Origami-inspired isolators with quasi-zero stiffness for coupled axial-torsional vibration

Abstract

Vibration isolators with quasi-zero stiffness (QZS) property is an ideal solution for suppressing undesirable vibrations in engineering systems. Previous QZS isolators were mainly designed based on single-degree-of-freedom QZS structures without the capability for multi-directional vibration isolation. In this work, a Kresling-origami-inspired isolator (KOI) with QZS property in axial, torsional and coupled vibration is proposed. The KOI consists of two symmetric Kresling origami elements (KOEs), while a KOE is assembled by a base and an axial spring in parallel. Based on the static analysis, the bi-stability of bases is designed to provide negative stiffness. The QZS property of KOE is achieved by utilizing the special point Case-Q, which provides a novel strategy to design such an isolator.
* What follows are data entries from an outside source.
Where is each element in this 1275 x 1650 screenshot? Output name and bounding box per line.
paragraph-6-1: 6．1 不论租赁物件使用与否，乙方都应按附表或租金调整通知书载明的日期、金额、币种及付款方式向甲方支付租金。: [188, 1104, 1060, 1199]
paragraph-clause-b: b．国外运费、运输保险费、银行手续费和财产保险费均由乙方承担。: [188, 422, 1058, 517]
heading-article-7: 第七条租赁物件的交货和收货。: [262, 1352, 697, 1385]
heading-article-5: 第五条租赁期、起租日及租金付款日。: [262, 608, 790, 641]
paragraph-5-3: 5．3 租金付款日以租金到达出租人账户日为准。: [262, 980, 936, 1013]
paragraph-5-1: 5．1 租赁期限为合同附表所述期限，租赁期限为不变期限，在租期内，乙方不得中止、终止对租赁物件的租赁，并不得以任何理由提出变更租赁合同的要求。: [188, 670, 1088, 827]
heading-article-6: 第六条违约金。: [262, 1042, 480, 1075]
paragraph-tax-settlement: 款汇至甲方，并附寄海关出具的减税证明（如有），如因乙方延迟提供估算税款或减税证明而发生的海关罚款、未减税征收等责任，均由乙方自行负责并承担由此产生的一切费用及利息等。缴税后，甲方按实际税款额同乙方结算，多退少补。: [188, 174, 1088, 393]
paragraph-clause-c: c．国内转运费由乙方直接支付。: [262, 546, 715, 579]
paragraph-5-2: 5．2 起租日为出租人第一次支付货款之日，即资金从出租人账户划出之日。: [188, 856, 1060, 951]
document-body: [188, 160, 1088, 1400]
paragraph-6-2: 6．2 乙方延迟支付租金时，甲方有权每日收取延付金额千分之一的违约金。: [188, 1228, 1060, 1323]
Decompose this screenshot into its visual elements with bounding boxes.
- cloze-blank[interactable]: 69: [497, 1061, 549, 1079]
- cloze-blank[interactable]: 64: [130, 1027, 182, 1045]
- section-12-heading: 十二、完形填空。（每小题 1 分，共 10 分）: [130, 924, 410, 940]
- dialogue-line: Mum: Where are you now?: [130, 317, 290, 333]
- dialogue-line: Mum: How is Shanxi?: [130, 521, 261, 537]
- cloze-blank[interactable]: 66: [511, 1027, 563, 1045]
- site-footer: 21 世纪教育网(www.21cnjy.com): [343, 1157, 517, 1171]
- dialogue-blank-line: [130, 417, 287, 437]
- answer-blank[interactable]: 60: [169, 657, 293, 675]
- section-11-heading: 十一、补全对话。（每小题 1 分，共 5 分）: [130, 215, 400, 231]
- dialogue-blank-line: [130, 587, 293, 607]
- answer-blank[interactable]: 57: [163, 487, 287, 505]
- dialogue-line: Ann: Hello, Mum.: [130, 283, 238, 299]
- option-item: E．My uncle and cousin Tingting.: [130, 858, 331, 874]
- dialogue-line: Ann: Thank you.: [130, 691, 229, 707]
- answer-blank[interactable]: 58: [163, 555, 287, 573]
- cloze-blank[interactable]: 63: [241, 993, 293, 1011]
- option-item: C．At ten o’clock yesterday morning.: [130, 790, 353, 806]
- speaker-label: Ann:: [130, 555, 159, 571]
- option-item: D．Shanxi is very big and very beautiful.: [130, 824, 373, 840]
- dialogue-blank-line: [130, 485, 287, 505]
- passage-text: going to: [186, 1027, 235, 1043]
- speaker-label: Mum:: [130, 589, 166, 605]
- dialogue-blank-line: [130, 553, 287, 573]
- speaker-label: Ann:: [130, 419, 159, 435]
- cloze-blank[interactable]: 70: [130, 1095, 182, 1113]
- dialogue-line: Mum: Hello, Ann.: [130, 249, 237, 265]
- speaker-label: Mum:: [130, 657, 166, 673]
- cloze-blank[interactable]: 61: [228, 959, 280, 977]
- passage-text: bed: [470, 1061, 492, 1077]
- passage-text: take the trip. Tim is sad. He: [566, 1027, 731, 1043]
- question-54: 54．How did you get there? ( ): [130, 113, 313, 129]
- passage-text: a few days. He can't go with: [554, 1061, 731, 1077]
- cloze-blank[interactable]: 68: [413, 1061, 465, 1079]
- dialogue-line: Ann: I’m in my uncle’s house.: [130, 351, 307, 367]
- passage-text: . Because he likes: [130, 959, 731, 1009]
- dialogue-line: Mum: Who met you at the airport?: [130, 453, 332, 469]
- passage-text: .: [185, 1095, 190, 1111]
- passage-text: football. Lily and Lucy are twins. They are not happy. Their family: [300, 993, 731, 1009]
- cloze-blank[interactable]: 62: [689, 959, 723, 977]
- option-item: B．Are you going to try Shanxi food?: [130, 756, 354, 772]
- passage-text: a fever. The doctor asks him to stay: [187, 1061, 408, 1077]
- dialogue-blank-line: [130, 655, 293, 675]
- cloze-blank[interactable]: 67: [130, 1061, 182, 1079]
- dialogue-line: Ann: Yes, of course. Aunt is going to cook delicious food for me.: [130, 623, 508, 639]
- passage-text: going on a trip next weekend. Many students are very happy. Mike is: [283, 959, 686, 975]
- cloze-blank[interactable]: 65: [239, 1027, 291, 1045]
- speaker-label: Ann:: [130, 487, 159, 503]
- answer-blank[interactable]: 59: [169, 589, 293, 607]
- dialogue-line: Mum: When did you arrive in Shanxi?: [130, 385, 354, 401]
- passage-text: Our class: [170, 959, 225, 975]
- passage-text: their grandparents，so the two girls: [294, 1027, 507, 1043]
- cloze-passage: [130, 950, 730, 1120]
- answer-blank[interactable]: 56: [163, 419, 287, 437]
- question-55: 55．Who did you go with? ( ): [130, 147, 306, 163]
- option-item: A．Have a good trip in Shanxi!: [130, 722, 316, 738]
Such QZS property is only available for the KOE under axial or torsional excitation, while the KOI is further extended for isolating coupled excitations. The dynamic responses of KOI are calculated by solving its governing equations. Comparison between the theory results and those simulated in ADAMS shows good agreement. The transmissibility of the proposed isolator under axial and torsional vibration excitations is demonstrated to be able to achieve efficient vibration isolation performance, even full frequency range of vibration isolation for relatively weak excitations due to its nonlinearity. The developed theoretical framework and findings will provide a new way to design effective QZS isolators for multi-directional vibrations.